A high-performance battery–supercapacitor hybrid device and electrocatalytic oxygen evolution reaction based on NiCo2−xMnxO4@Ni-MOF ternary metal oxide core–shell structures

Abstract

The electrodes, refined by adjusting the Co and Mn ratios in the precursor solution to NiCo_2−xMn_xO₄ (x = 0, 0.5, 1, 1.5, 2), demonstrate superior electrochemical performance compared to binary metal oxides and other electrodes synthesized by varying the concentration of Co and Mn. Notably, the optimized ternary metal oxide electrode, NiCo_2−xMn_xO₄-1, exhibits particularly significant electrochemical performance. Additionally, a two-step hydrothermal approach has been presented in this study, demonstrating the growth of Ni-MOF arrays on the surface of the NiCo_2−xMn_xO₄-1 optimized electrode. The resultant NiCo_2−xMn_xO₄@Ni-MOF-1 hybrid electrode, which combines the strengths of the NiCo_2−xMn_xO₄ core and the Ni-MOF shell, exhibits enhanced electrochemical properties with a potential window range of −0.2 to 0.5 V (vs. Ag/AgCl).

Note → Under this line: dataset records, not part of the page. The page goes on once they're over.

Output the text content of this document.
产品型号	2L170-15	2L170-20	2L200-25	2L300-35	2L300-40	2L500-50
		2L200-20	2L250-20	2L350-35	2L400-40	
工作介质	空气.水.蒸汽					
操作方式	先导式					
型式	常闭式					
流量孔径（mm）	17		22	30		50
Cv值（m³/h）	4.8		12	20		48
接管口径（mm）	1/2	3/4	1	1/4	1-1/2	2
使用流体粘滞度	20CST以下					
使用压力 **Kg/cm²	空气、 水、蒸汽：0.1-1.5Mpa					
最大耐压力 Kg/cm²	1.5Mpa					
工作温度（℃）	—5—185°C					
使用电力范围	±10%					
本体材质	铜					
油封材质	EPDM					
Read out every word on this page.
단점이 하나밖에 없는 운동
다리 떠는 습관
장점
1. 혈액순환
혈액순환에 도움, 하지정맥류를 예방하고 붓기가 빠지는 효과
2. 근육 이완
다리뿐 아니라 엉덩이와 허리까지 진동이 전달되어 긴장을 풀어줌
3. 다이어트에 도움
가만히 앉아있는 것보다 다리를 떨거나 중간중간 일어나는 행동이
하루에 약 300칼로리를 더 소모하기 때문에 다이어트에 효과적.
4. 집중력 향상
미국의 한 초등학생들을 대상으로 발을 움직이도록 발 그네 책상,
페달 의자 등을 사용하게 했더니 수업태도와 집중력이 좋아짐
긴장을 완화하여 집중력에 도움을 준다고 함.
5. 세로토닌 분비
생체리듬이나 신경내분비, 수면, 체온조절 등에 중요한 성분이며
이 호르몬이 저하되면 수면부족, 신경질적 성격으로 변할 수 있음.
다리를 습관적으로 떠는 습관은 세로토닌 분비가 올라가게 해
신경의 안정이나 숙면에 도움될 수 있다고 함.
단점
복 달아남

These properties include a significant specific capacitance/capacity of 3543.5 F g⁻¹/2480.4 C g⁻¹ at 6 mA g⁻¹, as well as impressive cycling stability, retaining 93.7% of its performance over 15 000 cycles in a 2 M KOH electrolyte. Additionally, NiCo_2−xMn_xO₄@Ni-MOF-1 demonstrates excellent oxygen evolution reaction (OER) activities with an overpotential of 296 mV and a Tafel slope of 131 mV dec⁻¹ at 10 mA cm⁻², outperforming RuO₂, the conventional benchmark. Furthermore, a battery–supercapacitor hybrid (BSH) device has been introduced, employing the optimized NiCo_2−xMn_xO₄@Ni-MOF-1 and activated carbon as the anode and cathode, respectively. This device is noted for achieving a high energy density of 33.8 W h kg⁻¹ at a power density of 750 W kg⁻¹ and demonstrating remarkable cycling performance of nearly 106% retention over 5000 cycles.